En cette période de conflit armé sur-médiatisé, ce sont les médias eux mêmes qui mettent en garde leurs utilisateurs et leur recommandent d’exercer leur esprit critique. La guerre psychologique bat son plein. L’image est certainement une arme très efficace, mais l’usage des mots compte également (discours, conférence de presse).

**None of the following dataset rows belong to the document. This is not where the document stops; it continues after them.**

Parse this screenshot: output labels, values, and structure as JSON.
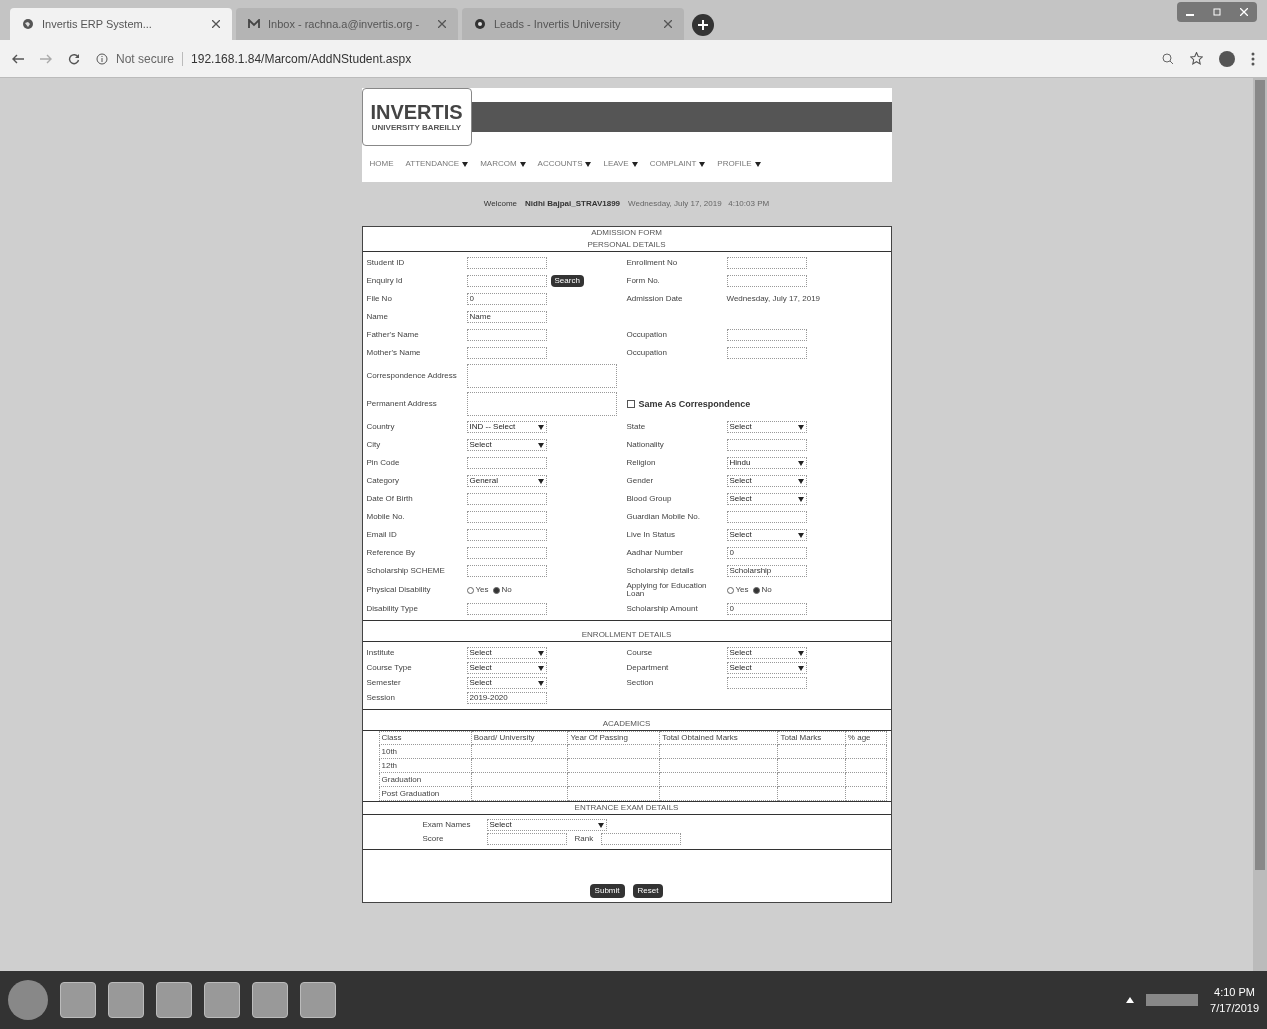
{
  "browser": {
    "tabs": [
      {
        "title": "Invertis ERP System...",
        "selected": true,
        "kind": "globe"
      },
      {
        "title": "Inbox - rachna.a@invertis.org -",
        "selected": false,
        "kind": "mail"
      },
      {
        "title": "Leads - Invertis University",
        "selected": false,
        "kind": "leads"
      }
    ],
    "security": "Not secure",
    "url": "192.168.1.84/Marcom/AddNStudent.aspx"
  },
  "header": {
    "logo": "INVERTIS",
    "logo_sub": "UNIVERSITY BAREILLY",
    "menu": [
      {
        "label": "HOME",
        "dropdown": false
      },
      {
        "label": "ATTENDANCE",
        "dropdown": true
      },
      {
        "label": "MARCOM",
        "dropdown": true
      },
      {
        "label": "ACCOUNTS",
        "dropdown": true
      },
      {
        "label": "LEAVE",
        "dropdown": true
      },
      {
        "label": "COMPLAINT",
        "dropdown": true
      },
      {
        "label": "PROFILE",
        "dropdown": true
      }
    ]
  },
  "welcome": {
    "label": "Welcome",
    "user": "Nidhi Bajpai_STRAV1899",
    "datetime": "Wednesday, July 17, 2019   4:10:03 PM"
  },
  "form": {
    "title": "ADMISSION FORM",
    "personal_title": "PERSONAL DETAILS",
    "personal": [
      {
        "left": {
          "label": "Student ID",
          "kind": "input"
        },
        "right": {
          "label": "Enrollment No",
          "kind": "input"
        }
      },
      {
        "left": {
          "label": "Enquiry Id",
          "kind": "input",
          "button": "Search"
        },
        "right": {
          "label": "Form No.",
          "kind": "input"
        }
      },
      {
        "left": {
          "label": "File No",
          "kind": "input",
          "value": "0"
        },
        "right": {
          "label": "Admission Date",
          "kind": "text",
          "value": "Wednesday, July 17, 2019"
        }
      },
      {
        "left": {
          "label": "Name",
          "kind": "input",
          "value": "Name"
        }
      },
      {
        "left": {
          "label": "Father's Name",
          "kind": "input"
        },
        "right": {
          "label": "Occupation",
          "kind": "input"
        }
      },
      {
        "left": {
          "label": "Mother's Name",
          "kind": "input"
        },
        "right": {
          "label": "Occupation",
          "kind": "input"
        }
      },
      {
        "left": {
          "label": "Correspondence Address",
          "kind": "textarea"
        }
      },
      {
        "left": {
          "label": "Permanent Address",
          "kind": "textarea"
        },
        "right": {
          "label": "Same As Correspondence",
          "kind": "check",
          "checked": false
        }
      },
      {
        "left": {
          "label": "Country",
          "kind": "select",
          "value": "IND -- Select"
        },
        "right": {
          "label": "State",
          "kind": "select",
          "value": "Select"
        }
      },
      {
        "left": {
          "label": "City",
          "kind": "select",
          "value": "Select"
        },
        "right": {
          "label": "Nationality",
          "kind": "input"
        }
      },
      {
        "left": {
          "label": "Pin Code",
          "kind": "input"
        },
        "right": {
          "label": "Religion",
          "kind": "select",
          "value": "Hindu"
        }
      },
      {
        "left": {
          "label": "Category",
          "kind": "select",
          "value": "General"
        },
        "right": {
          "label": "Gender",
          "kind": "select",
          "value": "Select"
        }
      },
      {
        "left": {
          "label": "Date Of Birth",
          "kind": "input"
        },
        "right": {
          "label": "Blood Group",
          "kind": "select",
          "value": "Select"
        }
      },
      {
        "left": {
          "label": "Mobile No.",
          "kind": "input"
        },
        "right": {
          "label": "Guardian Mobile No.",
          "kind": "input"
        }
      },
      {
        "left": {
          "label": "Email ID",
          "kind": "input"
        },
        "right": {
          "label": "Live In Status",
          "kind": "select",
          "value": "Select"
        }
      },
      {
        "left": {
          "label": "Reference By",
          "kind": "input"
        },
        "right": {
          "label": "Aadhar Number",
          "kind": "input",
          "value": "0"
        }
      },
      {
        "left": {
          "label": "Scholarship SCHEME",
          "kind": "input"
        },
        "right": {
          "label": "Scholarship details",
          "kind": "input",
          "value": "Scholarship"
        }
      },
      {
        "left": {
          "label": "Physical Disability",
          "kind": "radio",
          "options": [
            {
              "label": "Yes",
              "selected": false
            },
            {
              "label": "No",
              "selected": true
            }
          ]
        },
        "right": {
          "label": "Applying for Education Loan",
          "kind": "radio",
          "options": [
            {
              "label": "Yes",
              "selected": false
            },
            {
              "label": "No",
              "selected": true
            }
          ]
        }
      },
      {
        "left": {
          "label": "Disability Type",
          "kind": "input"
        },
        "right": {
          "label": "Scholarship Amount",
          "kind": "input",
          "value": "0"
        }
      }
    ],
    "enrollment_title": "ENROLLMENT DETAILS",
    "enrollment": [
      {
        "left": {
          "label": "Institute",
          "kind": "select",
          "value": "Select"
        },
        "right": {
          "label": "Course",
          "kind": "select",
          "value": "Select"
        }
      },
      {
        "left": {
          "label": "Course Type",
          "kind": "select",
          "value": "Select"
        },
        "right": {
          "label": "Department",
          "kind": "select",
          "value": "Select"
        }
      },
      {
        "left": {
          "label": "Semester",
          "kind": "select",
          "value": "Select"
        },
        "right": {
          "label": "Section",
          "kind": "input"
        }
      },
      {
        "left": {
          "label": "Session",
          "kind": "input",
          "value": "2019-2020"
        }
      }
    ],
    "academics_title": "ACADEMICS",
    "academics": {
      "columns": [
        "Class",
        "Board/ University",
        "Year Of Passing",
        "Total Obtained Marks",
        "Total Marks",
        "% age"
      ],
      "rows": [
        "10th",
        "12th",
        "Graduation",
        "Post Graduation"
      ]
    },
    "entrance_title": "ENTRANCE EXAM DETAILS",
    "entrance": {
      "exam_label": "Exam Names",
      "exam_value": "Select",
      "score_label": "Score",
      "rank_label": "Rank"
    },
    "buttons": [
      "Submit",
      "Reset"
    ]
  },
  "taskbar": {
    "time": "4:10 PM",
    "date": "7/17/2019"
  }
}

Dans une société, les conflits sont multiples et l’expression « bataille de mots » est courante. Chez nous peut-être plus qu’ailleurs, les mots « identité » et « culture » reviennent régulièrement, dans toutes sortes de discours, associés à d’autres mots ou mis côte à côte. Par exemple, la « défense de sa culture » est devenue un combat et « l’affirmation de son identité » une nécessité. Nous avons cherché (
voir article p 2 à 5) à détecter ce que toutes ces expressions contenaient ou même dissimulaient. Dans le domaine des sciences sociales, les travaux universitaires sur ces sujets sont nombreux ; le matériel théorique ne nous a pas manqué. Il n’a pas été plus difficile d’illustrer la théorie par des exemples concrets tirés de l’histoire récente ou de l’actualité locale. Notamment pour constater comment la culture (et la langue) reste un instrument stratégique puissant pour créer le sentiment d’appartenance à une communauté, comme l’ont bien compris le PNV et ETA. Il est également intéressant de mettre en lumière les glissements qu’on constate dans le langage avec l’évolution des idées politiques.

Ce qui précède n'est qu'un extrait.